While theories say that price should therefore double, Bitcoin analyst Nic Carter recently stated that the halving likely did not have a meaningful effect on price action.

Carter’s statement is likely a simplification of what remains a complex economic mechanism built into the network. The crux of the matter lies in whether Bitcoin is an efficient market, one that reacts in real-time to developments in the news and wider financial markets. 

BTC was likely inefficient in its infancy when arbitrage opportunities between different fiat currencies and Bitcoin were possible.

Now, after its third halving event, the asset has become a much different beast.

Opposing Theories on Bitcoin Halvings

The efficient market hypothesis holds that Bitcoin’s halvings are “priced in,” meaning the market has anticipated the events long in advance and factored each halving into Bitcoin’s price. While the price has risen after the 2012 and 2016 halvings, two halvings don’t provide enough data to gauge a trend, and it will take decades to map out the effect of halvings on price accurately.

On the other hand, the stock-to-flow model for Bitcoin scarcity holds that Bitcoin’s diminishing supply is bound to increase the price. The model indicates how many years it would take to produce the current supply of Bitcoin at the current production rate, with the conclusion being that Bitcoin could be above $100,000 by the end of 2021.

The model was popularized by Plan B on Twitter and supported by commentators such as Dan Held, head of growth at Kraken and formerly Uber.

Held has even gone on to say that Bitcoin could go as high as $1 million. 

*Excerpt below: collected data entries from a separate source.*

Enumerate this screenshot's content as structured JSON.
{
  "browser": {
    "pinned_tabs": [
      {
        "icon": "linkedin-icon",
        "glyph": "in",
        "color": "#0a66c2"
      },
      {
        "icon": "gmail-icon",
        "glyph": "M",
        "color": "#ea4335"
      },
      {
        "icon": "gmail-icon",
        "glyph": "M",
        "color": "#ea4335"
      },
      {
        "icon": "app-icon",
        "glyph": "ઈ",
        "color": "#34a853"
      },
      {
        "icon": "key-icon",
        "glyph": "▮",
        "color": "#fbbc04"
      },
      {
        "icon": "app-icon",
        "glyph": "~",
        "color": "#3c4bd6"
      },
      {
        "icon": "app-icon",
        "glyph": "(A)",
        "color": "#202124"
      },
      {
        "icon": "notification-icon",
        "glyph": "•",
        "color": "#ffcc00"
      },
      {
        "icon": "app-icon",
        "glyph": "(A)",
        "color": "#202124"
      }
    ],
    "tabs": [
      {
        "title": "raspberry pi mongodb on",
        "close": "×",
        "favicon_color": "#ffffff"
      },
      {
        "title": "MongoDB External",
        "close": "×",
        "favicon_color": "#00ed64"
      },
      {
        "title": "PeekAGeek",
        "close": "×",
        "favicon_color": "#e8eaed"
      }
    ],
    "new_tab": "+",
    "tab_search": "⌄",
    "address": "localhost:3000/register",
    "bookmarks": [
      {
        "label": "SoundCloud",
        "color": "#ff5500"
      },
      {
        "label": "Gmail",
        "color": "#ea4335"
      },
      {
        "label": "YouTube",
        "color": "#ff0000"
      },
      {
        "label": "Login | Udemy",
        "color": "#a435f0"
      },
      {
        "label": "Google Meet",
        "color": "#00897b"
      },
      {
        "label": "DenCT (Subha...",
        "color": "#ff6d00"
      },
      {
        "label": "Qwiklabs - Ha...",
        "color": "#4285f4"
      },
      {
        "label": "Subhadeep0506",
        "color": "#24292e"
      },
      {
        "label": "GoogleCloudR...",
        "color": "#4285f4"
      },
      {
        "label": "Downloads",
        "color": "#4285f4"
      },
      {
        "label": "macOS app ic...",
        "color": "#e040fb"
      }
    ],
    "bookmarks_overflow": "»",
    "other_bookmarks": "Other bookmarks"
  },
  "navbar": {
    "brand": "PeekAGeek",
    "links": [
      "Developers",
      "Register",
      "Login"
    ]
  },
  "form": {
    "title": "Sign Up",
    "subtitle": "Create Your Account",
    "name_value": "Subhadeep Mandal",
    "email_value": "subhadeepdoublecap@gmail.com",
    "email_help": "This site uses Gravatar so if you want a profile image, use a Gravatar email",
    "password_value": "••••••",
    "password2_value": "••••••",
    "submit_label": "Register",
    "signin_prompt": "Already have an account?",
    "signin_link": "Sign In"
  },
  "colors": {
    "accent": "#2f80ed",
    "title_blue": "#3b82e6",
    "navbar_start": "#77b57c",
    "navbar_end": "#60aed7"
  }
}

Speaking to Crypto Briefing, Held stated that the wider financial markets have not priced in events like the Bitcoin halving, referring to the fact that many entrants are not yet aware of the event. 

“Simply put, 99% of investors have never seriously considered it,” says Held.

Unanticipated Events Major Drivers of BTC

While Bitcoin recently peaked above an all-time high, the consensus remains that the latest halving has not given Bitcoin the major lift many were expecting.

Economist and Bitcoin analyst Alex Kruger spoke to Crypto Briefing, stating that halvings likely aren’t as big a driver as stock-to-flow supporters believe, citing other factors at play in the markets.

The discussion also redefines what “priced in” means. 

Of course, the creation of new Bitcoin reducing in half matters. But “many other variables matter as well,” says Kruger, adding that “the main variables behind this bull run are institutional and high-net-worth individuals demand, and Paypal.”

Kruger believes that while “the 2020 halving did drive the price higher before coronavirus hit” to some degree, “subsequent halvings won’t have as much of an impact.”

According to this theory, institutions such as Square and Microstrategy buying hundreds of millions of dollars in Bitcoin were far more significant to the bull run than the latest halving. 

Events such as the U.S. Presidential elections are likely playing a role too. 

Concluding, the halving discussion rages on.

There simply isn’t enough data for such a new asset class to pinpoint the effects of specific events. But if one is to follow the stock-to-flow model, and BTC reaches $100,000 by the end of next year, perhaps that will settle the matter entirely.